MIIMIVF6 (MII=Ni, Pd, Cu; MIV=Pd, Pt) and PdSnF6 complex fluorides have been synthesized via different preparative methods using either BrF3 as oxidizer and solvent, or solid state reactions. For MII=Ni, Pd, the phases crystallize in the rhombohedral space group R3 (LiSbF6 type). Cationic ordering has been studied by X-ray diffraction and 119Sn Mössbauer resonance for PdSnF6. A lowering of symmetry has been observed when the involved divalent cation presents a Jahn–Teller configuration (CuII). Except for PdSnF6, which is paramagnetic down to 4 K, all compounds are Pd2F6-type ferromagnets at low temperature. This behavior has been related to the ordering between half-filled eg orbitals of the divalent cation and empty eg orbitals of the tetravalent cation.
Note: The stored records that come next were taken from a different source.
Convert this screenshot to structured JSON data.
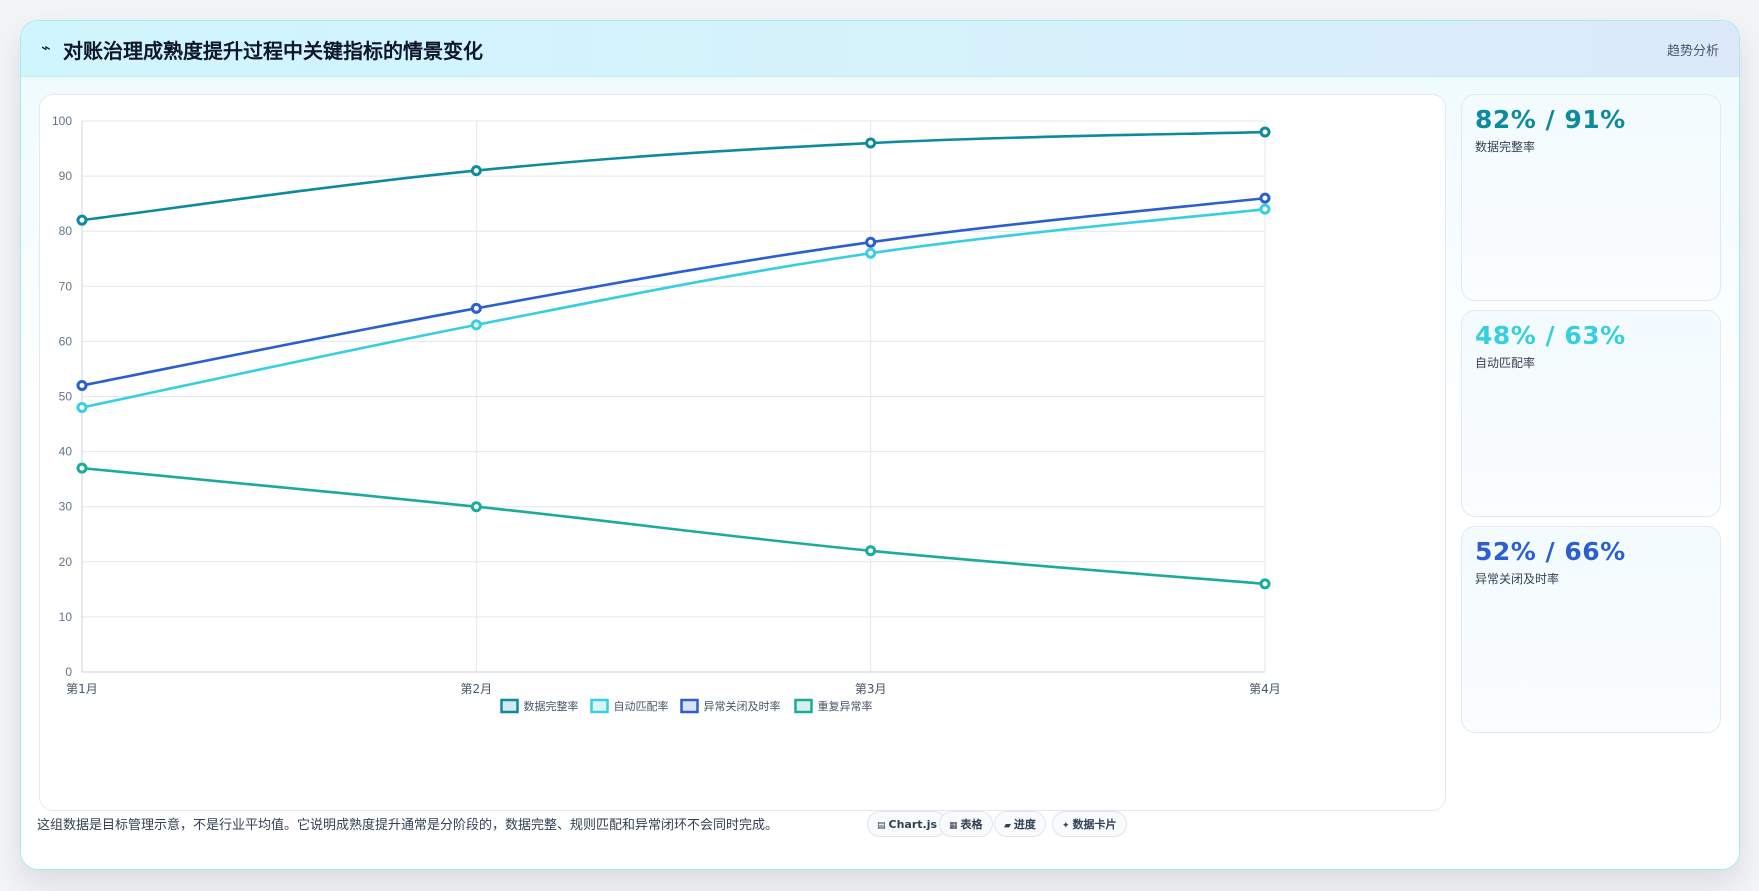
{
  "header": {
    "icon": "⌁",
    "title": "对账治理成熟度提升过程中关键指标的情景变化",
    "tag": "趋势分析"
  },
  "colors": {
    "completeness": "#0e8aa0",
    "auto_match": "#36cfe0",
    "close_rate": "#2b5fd1",
    "repeat": "#1aab9b"
  },
  "chart_data": {
    "type": "line",
    "categories": [
      "第1月",
      "第2月",
      "第3月",
      "第4月"
    ],
    "ylim": [
      0,
      100
    ],
    "yticks": [
      0,
      10,
      20,
      30,
      40,
      50,
      60,
      70,
      80,
      90,
      100
    ],
    "grid": true,
    "legend_position": "bottom",
    "series": [
      {
        "name": "数据完整率",
        "values": [
          82,
          91,
          96,
          98
        ],
        "color": "#0e8aa0"
      },
      {
        "name": "自动匹配率",
        "values": [
          48,
          63,
          76,
          84
        ],
        "color": "#36cfe0"
      },
      {
        "name": "异常关闭及时率",
        "values": [
          52,
          66,
          78,
          86
        ],
        "color": "#2b5fd1"
      },
      {
        "name": "重复异常率",
        "values": [
          37,
          30,
          22,
          16
        ],
        "color": "#1aab9b"
      }
    ]
  },
  "side_cards": [
    {
      "value": "82% / 91%",
      "label": "数据完整率",
      "color": "#0e8aa0"
    },
    {
      "value": "48% / 63%",
      "label": "自动匹配率",
      "color": "#36cfe0"
    },
    {
      "value": "52% / 66%",
      "label": "异常关闭及时率",
      "color": "#2b5fd1"
    }
  ],
  "footnote": "这组数据是目标管理示意，不是行业平均值。它说明成熟度提升通常是分阶段的，数据完整、规则匹配和异常闭环不会同时完成。",
  "toolbar": [
    {
      "icon": "▤",
      "label": "Chart.js"
    },
    {
      "icon": "▦",
      "label": "表格"
    },
    {
      "icon": "▰",
      "label": "进度"
    },
    {
      "icon": "✦",
      "label": "数据卡片"
    }
  ]
}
A drastic increase in conductivity has been observed under high pressures. In particular the insulator–semiconductor transition induced under pressure (up to 80 kbar) in Pd2F6 corresponds to a decrease of the electrical resistivity by six orders of magnitude. The assumption of an electronic transition induced under pressure from mixed oxidation states (MII+MIV) to an unique trivalent MIII oxidation state has been proposed.